For my first post, I’d like to share a brief snapshot from the past year, which explains the name of the blog. Although I’m starting on a high note, and my hope is to keep the overall content of the blog positive, please know that I will not white wash anything. Part of my goal in sharing these experiences is to encourage other families that they are not alone. And without honesty, genuine connections can’t be made. Cheers to being real and looking for the best in every situation!
On July 25, 2016, Maddie was diagnosed with a genetic condition called 1p36, which is a type of chromosome deletion. It’s a fairly rare condition, and was discovered through genetic testing that we underwent after we found that she is Epileptic. She was eight months old, and up to that point we’d had no reason to think that she might have developmental issues. But with this diagnosis came a long list of predictions for her future. Everything from eyesight and hearing loss, to physical and mental limitations. With one phone call our lives were turned upside down. I felt like I didn’t know my own baby. To say that we were devastated would be an understatement.
As we tried to see through the fog, my husband, Nate, reached out to our pastor and asked if the elders would pray over Maddie.

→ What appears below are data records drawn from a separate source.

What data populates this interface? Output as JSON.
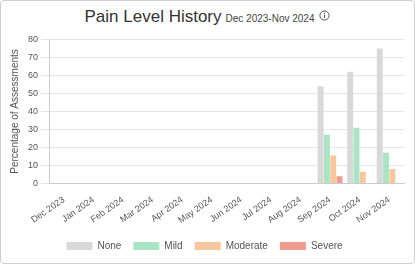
{
  "chart_data": {
    "type": "bar",
    "title": "Pain Level History",
    "subtitle": "Dec 2023-Nov 2024",
    "y_label": "Percentage of Assessments",
    "categories": [
      "Dec 2023",
      "Jan 2024",
      "Feb 2024",
      "Mar 2024",
      "Apr 2024",
      "May 2024",
      "Jun 2024",
      "Jul 2024",
      "Aug 2024",
      "Sep 2024",
      "Oct 2024",
      "Nov 2024"
    ],
    "series": [
      {
        "name": "None",
        "color": "#d9d9d9",
        "values": [
          null,
          null,
          null,
          null,
          null,
          null,
          null,
          null,
          null,
          54,
          62,
          75
        ]
      },
      {
        "name": "Mild",
        "color": "#a9e5c5",
        "values": [
          null,
          null,
          null,
          null,
          null,
          null,
          null,
          null,
          null,
          27,
          31,
          17
        ]
      },
      {
        "name": "Moderate",
        "color": "#f8c79d",
        "values": [
          null,
          null,
          null,
          null,
          null,
          null,
          null,
          null,
          null,
          15.5,
          6.5,
          8
        ]
      },
      {
        "name": "Severe",
        "color": "#f09b90",
        "values": [
          null,
          null,
          null,
          null,
          null,
          null,
          null,
          null,
          null,
          4,
          0,
          0
        ]
      }
    ],
    "ylim": [
      0,
      80
    ],
    "yticks": [
      0,
      10,
      20,
      30,
      40,
      50,
      60,
      70,
      80
    ],
    "grid": true,
    "legend": "bottom"
  }
}
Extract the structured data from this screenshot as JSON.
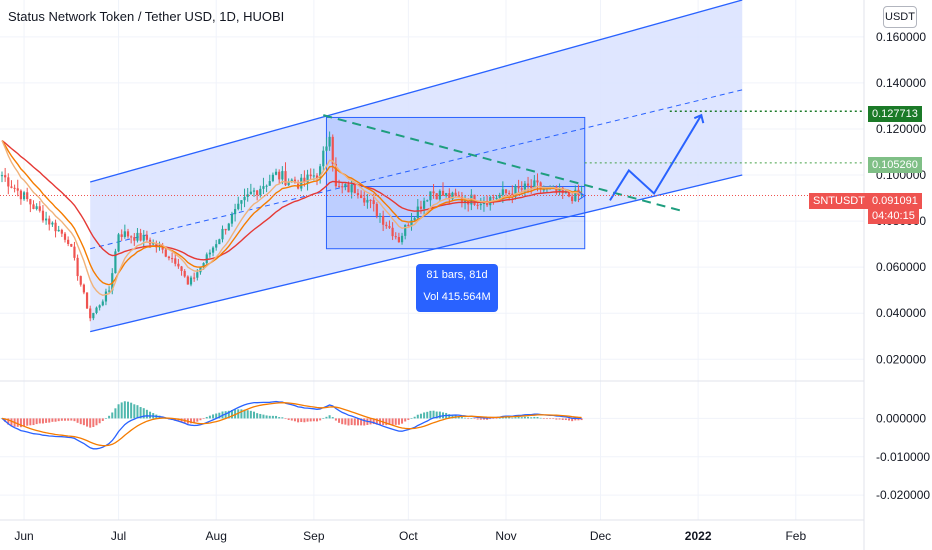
{
  "title": "Status Network Token / Tether USD, 1D, HUOBI",
  "currency_label": "USDT",
  "measure": {
    "bars": "81 bars, 81d",
    "volume": "Vol 415.564M"
  },
  "symbol_tag": "SNTUSDT",
  "price_tag": {
    "value": "0.091091",
    "countdown": "04:40:15"
  },
  "target_tags": [
    "0.127713",
    "0.105260"
  ],
  "colors": {
    "up": "#26a69a",
    "down": "#ef5350",
    "blue": "#2962ff",
    "ma_red": "#e53935",
    "ma_orange": "#f57c00",
    "ma_tan": "#f0b27a",
    "target_green": "#1b7a28",
    "target_light": "#43a047",
    "channel_fill": "#dbe3ff"
  },
  "chart_data": [
    {
      "type": "candlestick",
      "title": "Status Network Token / Tether USD, 1D, HUOBI",
      "x_labels": [
        "Jun",
        "Jul",
        "Aug",
        "Sep",
        "Oct",
        "Nov",
        "Dec",
        "2022",
        "Feb"
      ],
      "y_ticks": [
        "0.160000",
        "0.140000",
        "0.120000",
        "0.100000",
        "0.080000",
        "0.060000",
        "0.040000",
        "0.020000"
      ],
      "ylim": [
        0.011,
        0.176
      ],
      "current_price": 0.091091,
      "annotation_levels": [
        0.127713,
        0.10526
      ],
      "path_keypoints": [
        {
          "date": "2021-05-25",
          "close": 0.1
        },
        {
          "date": "2021-06-05",
          "close": 0.085
        },
        {
          "date": "2021-06-15",
          "close": 0.072
        },
        {
          "date": "2021-06-22",
          "close": 0.038
        },
        {
          "date": "2021-06-28",
          "close": 0.05
        },
        {
          "date": "2021-07-01",
          "close": 0.075
        },
        {
          "date": "2021-07-10",
          "close": 0.072
        },
        {
          "date": "2021-07-20",
          "close": 0.062
        },
        {
          "date": "2021-07-23",
          "close": 0.052
        },
        {
          "date": "2021-07-28",
          "close": 0.062
        },
        {
          "date": "2021-08-05",
          "close": 0.08
        },
        {
          "date": "2021-08-12",
          "close": 0.092
        },
        {
          "date": "2021-08-20",
          "close": 0.1
        },
        {
          "date": "2021-08-28",
          "close": 0.096
        },
        {
          "date": "2021-09-03",
          "close": 0.102
        },
        {
          "date": "2021-09-06",
          "close": 0.12
        },
        {
          "date": "2021-09-08",
          "close": 0.094
        },
        {
          "date": "2021-09-15",
          "close": 0.094
        },
        {
          "date": "2021-09-21",
          "close": 0.084
        },
        {
          "date": "2021-09-28",
          "close": 0.072
        },
        {
          "date": "2021-10-02",
          "close": 0.082
        },
        {
          "date": "2021-10-08",
          "close": 0.093
        },
        {
          "date": "2021-10-15",
          "close": 0.09
        },
        {
          "date": "2021-10-25",
          "close": 0.089
        },
        {
          "date": "2021-11-01",
          "close": 0.092
        },
        {
          "date": "2021-11-10",
          "close": 0.095
        },
        {
          "date": "2021-11-20",
          "close": 0.091
        },
        {
          "date": "2021-11-25",
          "close": 0.091
        }
      ]
    },
    {
      "type": "macd",
      "y_ticks": [
        "0.000000",
        "-0.010000",
        "-0.020000"
      ],
      "ylim": [
        -0.0265,
        0.0095
      ]
    }
  ]
}
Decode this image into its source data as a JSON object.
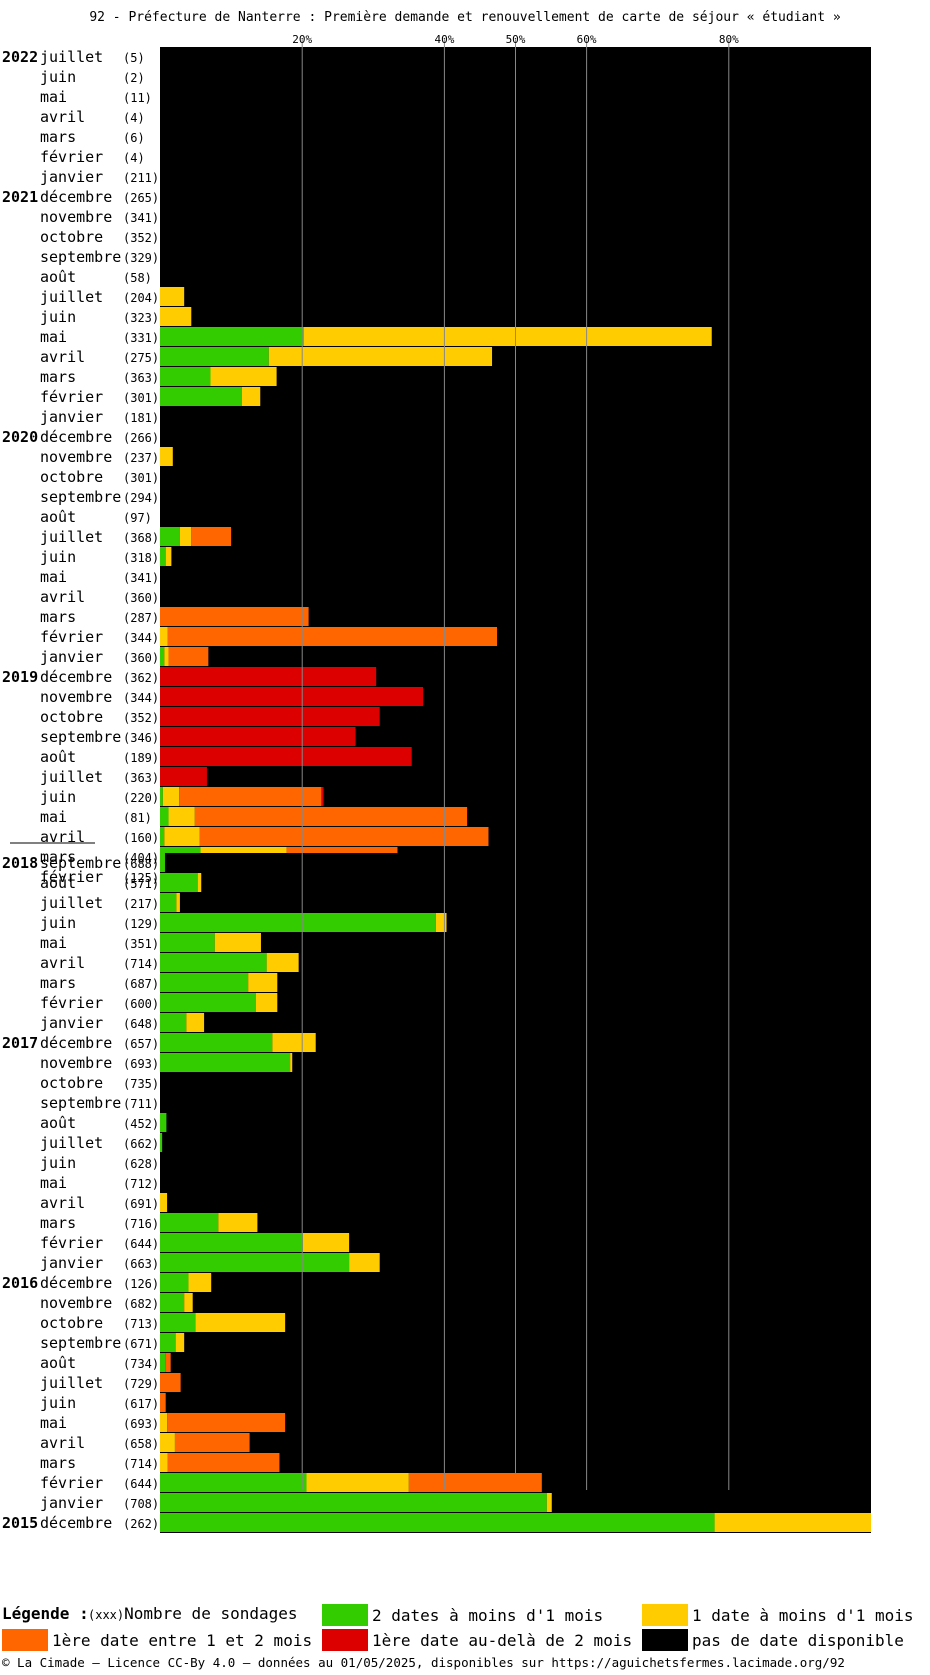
{
  "title": "92 - Préfecture de Nanterre : Première demande et renouvellement de carte de séjour « étudiant »",
  "legend": {
    "title": "Légende :",
    "count_note": "(xxx)",
    "count_label": "Nombre de sondages",
    "items": [
      {
        "label": "2 dates à moins d'1 mois",
        "color": "#33cc00"
      },
      {
        "label": "1 date à moins d'1 mois",
        "color": "#ffcc00"
      },
      {
        "label": "1ère date entre 1 et 2 mois",
        "color": "#ff6600"
      },
      {
        "label": "1ère date au-delà de 2 mois",
        "color": "#dd0000"
      },
      {
        "label": "pas de date disponible",
        "color": "#000000"
      }
    ]
  },
  "footer": "© La Cimade — Licence CC-By 4.0 — données au 01/05/2025, disponibles sur https://aguichetsfermes.lacimade.org/92",
  "chart_data": {
    "type": "bar",
    "orientation": "horizontal-stacked-percent",
    "x_ticks": [
      "20%",
      "40%",
      "50%",
      "60%",
      "80%"
    ],
    "xlim": [
      0,
      100
    ],
    "series_order": [
      "2 dates à moins d'1 mois",
      "1 date à moins d'1 mois",
      "1ère date entre 1 et 2 mois",
      "1ère date au-delà de 2 mois",
      "pas de date disponible"
    ],
    "colors": [
      "#33cc00",
      "#ffcc00",
      "#ff6600",
      "#dd0000",
      "#000000"
    ],
    "panels": [
      {
        "rows": [
          {
            "year": "2022",
            "month": "juillet",
            "count": "(5)",
            "segments": [
              0,
              0,
              0,
              0,
              100
            ]
          },
          {
            "year": "",
            "month": "juin",
            "count": "(2)",
            "segments": [
              0,
              0,
              0,
              0,
              100
            ]
          },
          {
            "year": "",
            "month": "mai",
            "count": "(11)",
            "segments": [
              0,
              0,
              0,
              0,
              100
            ]
          },
          {
            "year": "",
            "month": "avril",
            "count": "(4)",
            "segments": [
              0,
              0,
              0,
              0,
              100
            ]
          },
          {
            "year": "",
            "month": "mars",
            "count": "(6)",
            "segments": [
              0,
              0,
              0,
              0,
              100
            ]
          },
          {
            "year": "",
            "month": "février",
            "count": "(4)",
            "segments": [
              0,
              0,
              0,
              0,
              100
            ]
          },
          {
            "year": "",
            "month": "janvier",
            "count": "(211)",
            "segments": [
              0,
              0,
              0,
              0,
              100
            ]
          },
          {
            "year": "2021",
            "month": "décembre",
            "count": "(265)",
            "segments": [
              0,
              0,
              0,
              0,
              100
            ]
          },
          {
            "year": "",
            "month": "novembre",
            "count": "(341)",
            "segments": [
              0,
              0,
              0,
              0,
              100
            ]
          },
          {
            "year": "",
            "month": "octobre",
            "count": "(352)",
            "segments": [
              0,
              0,
              0,
              0,
              100
            ]
          },
          {
            "year": "",
            "month": "septembre",
            "count": "(329)",
            "segments": [
              0,
              0,
              0,
              0,
              100
            ]
          },
          {
            "year": "",
            "month": "août",
            "count": "(58)",
            "segments": [
              0,
              0,
              0,
              0,
              100
            ]
          },
          {
            "year": "",
            "month": "juillet",
            "count": "(204)",
            "segments": [
              0,
              3.4,
              0,
              0,
              96.6
            ]
          },
          {
            "year": "",
            "month": "juin",
            "count": "(323)",
            "segments": [
              0,
              4.4,
              0,
              0,
              95.6
            ]
          },
          {
            "year": "",
            "month": "mai",
            "count": "(331)",
            "segments": [
              20.2,
              57.4,
              0,
              0,
              22.4
            ]
          },
          {
            "year": "",
            "month": "avril",
            "count": "(275)",
            "segments": [
              15.3,
              31.4,
              0,
              0,
              53.3
            ]
          },
          {
            "year": "",
            "month": "mars",
            "count": "(363)",
            "segments": [
              7.1,
              9.3,
              0,
              0,
              83.6
            ]
          },
          {
            "year": "",
            "month": "février",
            "count": "(301)",
            "segments": [
              11.5,
              2.6,
              0,
              0,
              85.9
            ]
          },
          {
            "year": "",
            "month": "janvier",
            "count": "(181)",
            "segments": [
              0,
              0,
              0,
              0,
              100
            ]
          },
          {
            "year": "2020",
            "month": "décembre",
            "count": "(266)",
            "segments": [
              0,
              0,
              0,
              0,
              100
            ]
          },
          {
            "year": "",
            "month": "novembre",
            "count": "(237)",
            "segments": [
              0,
              1.8,
              0,
              0,
              98.2
            ]
          },
          {
            "year": "",
            "month": "octobre",
            "count": "(301)",
            "segments": [
              0,
              0,
              0,
              0,
              100
            ]
          },
          {
            "year": "",
            "month": "septembre",
            "count": "(294)",
            "segments": [
              0,
              0,
              0,
              0,
              100
            ]
          },
          {
            "year": "",
            "month": "août",
            "count": "(97)",
            "segments": [
              0,
              0,
              0,
              0,
              100
            ]
          },
          {
            "year": "",
            "month": "juillet",
            "count": "(368)",
            "segments": [
              2.8,
              1.6,
              5.6,
              0,
              90
            ]
          },
          {
            "year": "",
            "month": "juin",
            "count": "(318)",
            "segments": [
              0.8,
              0.8,
              0,
              0,
              98.4
            ]
          },
          {
            "year": "",
            "month": "mai",
            "count": "(341)",
            "segments": [
              0,
              0,
              0,
              0,
              100
            ]
          },
          {
            "year": "",
            "month": "avril",
            "count": "(360)",
            "segments": [
              0,
              0,
              0,
              0,
              100
            ]
          },
          {
            "year": "",
            "month": "mars",
            "count": "(287)",
            "segments": [
              0,
              0,
              20.9,
              0,
              79.1
            ]
          },
          {
            "year": "",
            "month": "février",
            "count": "(344)",
            "segments": [
              0,
              1.1,
              46.3,
              0,
              52.6
            ]
          },
          {
            "year": "",
            "month": "janvier",
            "count": "(360)",
            "segments": [
              0.6,
              0.6,
              5.6,
              0,
              93.2
            ]
          },
          {
            "year": "2019",
            "month": "décembre",
            "count": "(362)",
            "segments": [
              0,
              0,
              0,
              30.4,
              69.6
            ]
          },
          {
            "year": "",
            "month": "novembre",
            "count": "(344)",
            "segments": [
              0,
              0,
              0,
              37,
              63
            ]
          },
          {
            "year": "",
            "month": "octobre",
            "count": "(352)",
            "segments": [
              0,
              0,
              0,
              30.9,
              69.1
            ]
          },
          {
            "year": "",
            "month": "septembre",
            "count": "(346)",
            "segments": [
              0,
              0,
              0,
              27.5,
              72.5
            ]
          },
          {
            "year": "",
            "month": "août",
            "count": "(189)",
            "segments": [
              0,
              0,
              0,
              35.4,
              64.6
            ]
          },
          {
            "year": "",
            "month": "juillet",
            "count": "(363)",
            "segments": [
              0,
              0,
              0,
              6.6,
              93.4
            ]
          },
          {
            "year": "",
            "month": "juin",
            "count": "(220)",
            "segments": [
              0.4,
              2.3,
              20,
              0.3,
              77
            ]
          },
          {
            "year": "",
            "month": "mai",
            "count": "(81)",
            "segments": [
              1.2,
              3.7,
              38.3,
              0,
              56.8
            ]
          },
          {
            "year": "",
            "month": "avril",
            "count": "(160)",
            "segments": [
              0.6,
              5,
              40.6,
              0,
              53.8
            ]
          },
          {
            "year": "",
            "month": "mars",
            "count": "(404)",
            "segments": [
              5.7,
              12.1,
              15.6,
              0,
              66.6
            ]
          },
          {
            "year": "",
            "month": "février",
            "count": "(125)",
            "segments": [
              1.6,
              14.4,
              11.2,
              0,
              72.8
            ]
          }
        ]
      },
      {
        "rows": [
          {
            "year": "2018",
            "month": "septembre",
            "count": "(688)",
            "segments": [
              0.7,
              0,
              0,
              0,
              99.3
            ]
          },
          {
            "year": "",
            "month": "août",
            "count": "(571)",
            "segments": [
              5.3,
              0.5,
              0,
              0,
              94.2
            ]
          },
          {
            "year": "",
            "month": "juillet",
            "count": "(217)",
            "segments": [
              2.3,
              0.5,
              0,
              0,
              97.2
            ]
          },
          {
            "year": "",
            "month": "juin",
            "count": "(129)",
            "segments": [
              38.8,
              1.5,
              0,
              0,
              59.7
            ]
          },
          {
            "year": "",
            "month": "mai",
            "count": "(351)",
            "segments": [
              7.7,
              6.5,
              0,
              0,
              85.8
            ]
          },
          {
            "year": "",
            "month": "avril",
            "count": "(714)",
            "segments": [
              15,
              4.5,
              0,
              0,
              80.5
            ]
          },
          {
            "year": "",
            "month": "mars",
            "count": "(687)",
            "segments": [
              12.4,
              4.1,
              0,
              0,
              83.5
            ]
          },
          {
            "year": "",
            "month": "février",
            "count": "(600)",
            "segments": [
              13.5,
              3,
              0,
              0,
              83.5
            ]
          },
          {
            "year": "",
            "month": "janvier",
            "count": "(648)",
            "segments": [
              3.7,
              2.5,
              0,
              0,
              93.8
            ]
          },
          {
            "year": "2017",
            "month": "décembre",
            "count": "(657)",
            "segments": [
              15.8,
              6.1,
              0,
              0,
              78.1
            ]
          },
          {
            "year": "",
            "month": "novembre",
            "count": "(693)",
            "segments": [
              18.3,
              0.3,
              0,
              0,
              81.4
            ]
          },
          {
            "year": "",
            "month": "octobre",
            "count": "(735)",
            "segments": [
              0,
              0,
              0,
              0,
              100
            ]
          },
          {
            "year": "",
            "month": "septembre",
            "count": "(711)",
            "segments": [
              0,
              0,
              0,
              0,
              100
            ]
          },
          {
            "year": "",
            "month": "août",
            "count": "(452)",
            "segments": [
              0.9,
              0,
              0,
              0,
              99.1
            ]
          },
          {
            "year": "",
            "month": "juillet",
            "count": "(662)",
            "segments": [
              0.3,
              0,
              0,
              0,
              99.7
            ]
          },
          {
            "year": "",
            "month": "juin",
            "count": "(628)",
            "segments": [
              0,
              0,
              0,
              0,
              100
            ]
          },
          {
            "year": "",
            "month": "mai",
            "count": "(712)",
            "segments": [
              0,
              0,
              0,
              0,
              100
            ]
          },
          {
            "year": "",
            "month": "avril",
            "count": "(691)",
            "segments": [
              0,
              1,
              0,
              0,
              99
            ]
          },
          {
            "year": "",
            "month": "mars",
            "count": "(716)",
            "segments": [
              8.2,
              5.5,
              0,
              0,
              86.3
            ]
          },
          {
            "year": "",
            "month": "février",
            "count": "(644)",
            "segments": [
              20.1,
              6.5,
              0,
              0,
              73.4
            ]
          },
          {
            "year": "",
            "month": "janvier",
            "count": "(663)",
            "segments": [
              26.6,
              4.3,
              0,
              0,
              69.1
            ]
          },
          {
            "year": "2016",
            "month": "décembre",
            "count": "(126)",
            "segments": [
              4,
              3.2,
              0,
              0,
              92.8
            ]
          },
          {
            "year": "",
            "month": "novembre",
            "count": "(682)",
            "segments": [
              3.4,
              1.2,
              0,
              0,
              95.4
            ]
          },
          {
            "year": "",
            "month": "octobre",
            "count": "(713)",
            "segments": [
              5,
              12.6,
              0,
              0,
              82.4
            ]
          },
          {
            "year": "",
            "month": "septembre",
            "count": "(671)",
            "segments": [
              2.2,
              1.2,
              0,
              0,
              96.6
            ]
          },
          {
            "year": "",
            "month": "août",
            "count": "(734)",
            "segments": [
              0.8,
              0,
              0.7,
              0,
              98.5
            ]
          },
          {
            "year": "",
            "month": "juillet",
            "count": "(729)",
            "segments": [
              0,
              0,
              2.9,
              0,
              97.1
            ]
          },
          {
            "year": "",
            "month": "juin",
            "count": "(617)",
            "segments": [
              0,
              0,
              0.8,
              0,
              99.2
            ]
          },
          {
            "year": "",
            "month": "mai",
            "count": "(693)",
            "segments": [
              0,
              1,
              16.6,
              0,
              82.4
            ]
          },
          {
            "year": "",
            "month": "avril",
            "count": "(658)",
            "segments": [
              0,
              2.1,
              10.5,
              0,
              87.4
            ]
          },
          {
            "year": "",
            "month": "mars",
            "count": "(714)",
            "segments": [
              0,
              1.1,
              15.7,
              0,
              83.2
            ]
          },
          {
            "year": "",
            "month": "février",
            "count": "(644)",
            "segments": [
              20.6,
              14.4,
              18.7,
              0,
              46.3
            ]
          },
          {
            "year": "",
            "month": "janvier",
            "count": "(708)",
            "segments": [
              54.4,
              0.7,
              0,
              0,
              44.9
            ]
          },
          {
            "year": "2015",
            "month": "décembre",
            "count": "(262)",
            "segments": [
              78,
              22,
              0,
              0,
              0
            ]
          }
        ]
      }
    ]
  }
}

The next Sunday we met in a small back room in the nursery with five or six men who were leaders in the church. We tearfully explained the situation as best we could with the limited information we’d read online. I’m sure that we didn’t make much sense, but they understood well enough to comfort and pray with us. I remember so clearly the encouragement that one of the pastors spoke: Every time we [as a church] ask God for something, he comes back with more than we asked or expected. He gave an example of a woman who needed some financial assistance, and after praying, she had all of her needs met- and then some! Through my haze I believed that God was certainly capable of all things. But it seemed that God would need to work a miracle to make things okay in our situation. Without a miracle, how could something that was genetically caused be fixed???
Over the months I continued to pray. But my prayers sometimes ended half way through the sentence. I didn’t know how to pray. I didn’t know what to pray. I was heartbroken that my joyous little girl whom I loved so much might not reach the potential that I’d dreamt for her. It was in those times that I know other people were standing in the gap and praying for us. But then it dawned on me – even if I think it would take a miracle to heal Maddie, why wouldn’t I pray for a miracle? It’s our job, as parents, to pray continually for our children. So why not use my prayers to ask for complete healing of our Maddie? And so that’s what I began doing- everyday I pray for a miracle. And I wait and expect.
And then another thought occurred to me: Maybe a miracle has already been performed, but I’m too busy concentrating on what I perceive might be ‘wrong’ with Maddie to see it.
After all, if we go down the list of typical characteristics of individuals with 1p36, many do not apply to Maddie. As far as we can tell, her eye sight and hearing are great. She doesn’t have many of the facial features characteristic of the condition. Her seizures are well controlled on medication. And according to her cardiologist, her heart condition has been fully corrected with a procedure that she had in August. Sure, there are definitely other issues that we’re going through. But to realize how well she is doing is to realize how blessed we are. And how God has and is working miracles in our little Mads everyday.